Nesta quinta-feira (11) - Dia do Estudante -, a juventude tomou as ruas das maiores cidades brasileiras em defesa de uma educação voltada para o desenvolvimento autônomo do país e dos filhos e filhas da classe trabalhadora.

“Queremos uma escola de qualidade, voltada para a nossa realidade, não esse fragmento de educação que temos atualmente”, diz Camila Lanes, presidenta da União Brasileira dos Estudantes Secundaristas (Ubes). Ela explica que a juventude quer que “a escola seja reinventada e inovada, uma escola sem mordaça”.

Diz ainda que a maioria dos governadores quer privatizar a educação, assim como é intenção do Ministério da Educação golpista de acabar com os ensinos médio e superior gratuitos. "Nós entendemos que educação dever ser democrática, laica e plural. Além do que não aceitamos tratar a educação como mercadoria", afirma Lanes.

A professora Marilene Betros, dirigente da Central dos Trabalhadores e Trabalhadoras do Brasil (CTB), concorda com a líder estudantil. “Importante a manifestação dos estudantes e ainda mais importante saber que eles são contra essa infâmia de ‘Escola Sem Partido’ e defendem que o ensino seja voltado para a realidade das crianças e jovens e as aulas ministradas com liberdade”, afirma.

Betros cita ainda os Dez Mandamentos do Professor, criado pelo professor de História da América da Universidade de Estadual de Campinas (Unicamp), Leandro Karnal (veja aqui). “Com propostas bastante inovadoras, o Karnal coloca o cerne da questão para desenvolvermos uma educação que contemple o livre pensar”.
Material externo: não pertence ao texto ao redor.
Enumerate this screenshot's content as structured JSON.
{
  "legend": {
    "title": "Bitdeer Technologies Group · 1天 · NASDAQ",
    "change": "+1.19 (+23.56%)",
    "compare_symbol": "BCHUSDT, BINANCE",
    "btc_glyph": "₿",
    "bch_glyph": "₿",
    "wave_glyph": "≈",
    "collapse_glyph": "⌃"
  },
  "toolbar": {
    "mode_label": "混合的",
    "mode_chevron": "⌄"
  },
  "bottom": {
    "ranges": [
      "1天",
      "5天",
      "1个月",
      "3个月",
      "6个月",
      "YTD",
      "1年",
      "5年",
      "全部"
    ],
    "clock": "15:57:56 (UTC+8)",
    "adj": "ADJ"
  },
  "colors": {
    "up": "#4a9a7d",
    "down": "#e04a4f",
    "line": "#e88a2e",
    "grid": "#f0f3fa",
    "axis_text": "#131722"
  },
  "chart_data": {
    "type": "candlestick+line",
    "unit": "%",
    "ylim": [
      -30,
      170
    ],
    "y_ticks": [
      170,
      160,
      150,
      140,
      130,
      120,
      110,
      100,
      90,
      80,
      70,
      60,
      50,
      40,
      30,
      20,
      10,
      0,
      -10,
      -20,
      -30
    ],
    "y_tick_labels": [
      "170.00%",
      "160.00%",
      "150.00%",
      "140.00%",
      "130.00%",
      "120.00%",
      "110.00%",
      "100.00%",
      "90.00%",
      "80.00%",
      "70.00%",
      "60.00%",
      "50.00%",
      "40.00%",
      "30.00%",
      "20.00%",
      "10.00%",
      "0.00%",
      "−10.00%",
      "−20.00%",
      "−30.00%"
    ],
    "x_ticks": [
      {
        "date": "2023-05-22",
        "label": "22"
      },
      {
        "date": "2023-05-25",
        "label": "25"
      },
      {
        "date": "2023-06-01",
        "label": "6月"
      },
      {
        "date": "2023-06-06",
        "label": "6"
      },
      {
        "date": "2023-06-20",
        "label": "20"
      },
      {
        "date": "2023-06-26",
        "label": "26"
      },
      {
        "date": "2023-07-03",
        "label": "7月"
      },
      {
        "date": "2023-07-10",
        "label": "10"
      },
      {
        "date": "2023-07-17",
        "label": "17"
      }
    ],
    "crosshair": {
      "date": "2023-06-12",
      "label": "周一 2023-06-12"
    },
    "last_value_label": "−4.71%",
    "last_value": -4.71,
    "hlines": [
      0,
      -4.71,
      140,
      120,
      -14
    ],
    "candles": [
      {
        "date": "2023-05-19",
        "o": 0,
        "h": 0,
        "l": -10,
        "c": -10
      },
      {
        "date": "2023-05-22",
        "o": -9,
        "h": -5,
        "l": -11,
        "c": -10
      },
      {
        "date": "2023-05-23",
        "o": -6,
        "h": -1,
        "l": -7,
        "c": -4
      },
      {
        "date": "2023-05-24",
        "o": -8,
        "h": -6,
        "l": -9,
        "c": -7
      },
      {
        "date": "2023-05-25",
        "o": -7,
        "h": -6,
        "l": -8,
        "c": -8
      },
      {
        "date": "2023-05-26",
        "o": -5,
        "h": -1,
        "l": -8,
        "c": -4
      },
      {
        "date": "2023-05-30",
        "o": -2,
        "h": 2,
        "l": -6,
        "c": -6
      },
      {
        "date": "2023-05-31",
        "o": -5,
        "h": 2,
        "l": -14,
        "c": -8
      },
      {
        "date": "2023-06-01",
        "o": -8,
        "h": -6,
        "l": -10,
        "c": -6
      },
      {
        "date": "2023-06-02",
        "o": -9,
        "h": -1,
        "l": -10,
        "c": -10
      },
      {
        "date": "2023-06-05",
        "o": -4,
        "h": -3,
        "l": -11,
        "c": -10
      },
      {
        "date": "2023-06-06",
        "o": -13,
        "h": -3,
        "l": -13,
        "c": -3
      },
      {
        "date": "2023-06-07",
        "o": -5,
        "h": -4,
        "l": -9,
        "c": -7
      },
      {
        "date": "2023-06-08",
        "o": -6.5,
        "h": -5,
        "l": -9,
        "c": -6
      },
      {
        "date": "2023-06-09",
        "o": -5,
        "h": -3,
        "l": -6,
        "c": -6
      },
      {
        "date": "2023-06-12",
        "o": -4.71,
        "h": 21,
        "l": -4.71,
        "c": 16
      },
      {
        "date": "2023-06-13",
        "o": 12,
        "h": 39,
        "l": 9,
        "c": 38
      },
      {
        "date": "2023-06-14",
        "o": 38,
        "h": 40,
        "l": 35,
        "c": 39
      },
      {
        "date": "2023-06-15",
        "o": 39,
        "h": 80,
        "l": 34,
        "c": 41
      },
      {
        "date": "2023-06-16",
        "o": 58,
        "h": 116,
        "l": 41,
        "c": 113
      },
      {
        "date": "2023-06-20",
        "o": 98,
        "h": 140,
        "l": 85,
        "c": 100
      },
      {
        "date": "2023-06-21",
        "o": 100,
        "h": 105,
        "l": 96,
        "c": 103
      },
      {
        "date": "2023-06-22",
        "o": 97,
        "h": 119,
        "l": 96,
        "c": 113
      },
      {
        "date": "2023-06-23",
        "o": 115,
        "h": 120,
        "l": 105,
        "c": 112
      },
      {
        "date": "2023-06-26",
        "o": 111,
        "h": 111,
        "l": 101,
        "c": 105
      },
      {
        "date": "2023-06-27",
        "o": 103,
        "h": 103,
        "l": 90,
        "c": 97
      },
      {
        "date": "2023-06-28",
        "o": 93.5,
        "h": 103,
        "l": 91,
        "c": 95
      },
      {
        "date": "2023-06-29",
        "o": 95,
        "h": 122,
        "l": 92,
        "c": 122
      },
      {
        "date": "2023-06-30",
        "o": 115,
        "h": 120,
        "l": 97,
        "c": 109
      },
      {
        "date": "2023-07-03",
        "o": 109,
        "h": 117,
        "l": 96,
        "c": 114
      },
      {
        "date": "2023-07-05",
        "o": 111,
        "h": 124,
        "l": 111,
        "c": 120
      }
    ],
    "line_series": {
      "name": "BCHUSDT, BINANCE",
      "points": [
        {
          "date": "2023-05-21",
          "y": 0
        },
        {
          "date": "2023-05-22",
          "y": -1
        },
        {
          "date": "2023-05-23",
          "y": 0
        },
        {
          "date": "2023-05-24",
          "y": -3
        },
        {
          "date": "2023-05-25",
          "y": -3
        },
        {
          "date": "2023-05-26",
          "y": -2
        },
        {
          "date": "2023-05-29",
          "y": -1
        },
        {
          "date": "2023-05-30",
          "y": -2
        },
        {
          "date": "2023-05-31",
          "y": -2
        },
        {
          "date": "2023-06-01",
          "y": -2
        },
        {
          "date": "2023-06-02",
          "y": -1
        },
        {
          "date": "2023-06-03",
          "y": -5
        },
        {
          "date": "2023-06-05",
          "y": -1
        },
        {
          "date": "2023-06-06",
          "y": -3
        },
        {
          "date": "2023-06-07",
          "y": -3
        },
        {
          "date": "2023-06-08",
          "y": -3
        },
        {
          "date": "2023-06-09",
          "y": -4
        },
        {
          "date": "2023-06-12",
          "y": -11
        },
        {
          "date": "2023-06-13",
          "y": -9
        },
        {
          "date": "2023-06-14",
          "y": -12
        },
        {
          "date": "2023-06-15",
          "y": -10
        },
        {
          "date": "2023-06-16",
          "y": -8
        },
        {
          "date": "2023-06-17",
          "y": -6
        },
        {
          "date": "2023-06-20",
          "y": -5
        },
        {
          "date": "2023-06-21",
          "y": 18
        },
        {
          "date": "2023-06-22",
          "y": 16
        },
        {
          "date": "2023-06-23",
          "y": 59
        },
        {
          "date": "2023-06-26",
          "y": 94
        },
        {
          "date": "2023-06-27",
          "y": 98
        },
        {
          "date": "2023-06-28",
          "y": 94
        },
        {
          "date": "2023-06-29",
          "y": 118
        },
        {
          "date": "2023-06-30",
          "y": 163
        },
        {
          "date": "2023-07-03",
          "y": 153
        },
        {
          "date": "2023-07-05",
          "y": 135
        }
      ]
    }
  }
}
“Karnal defende uma escola plural, onde os estudantes sejam permanentemente ouvidos e orientados pelos professores a buscar o conhecimento e cria uma consciência crítica de tudo o que nos cerca”, reforça Betros.

Ela cita também a entrevista concedida por ele ao programa “Roda Viva”, da TV Cultura de São Paulo, onde Karnal execrou o projeto reacionário. “Escola Sem Partido é uma asneira sem tamanho, é uma bobagem conservadora, é coisa de gente que não é formada na área” (saiba mais aqui).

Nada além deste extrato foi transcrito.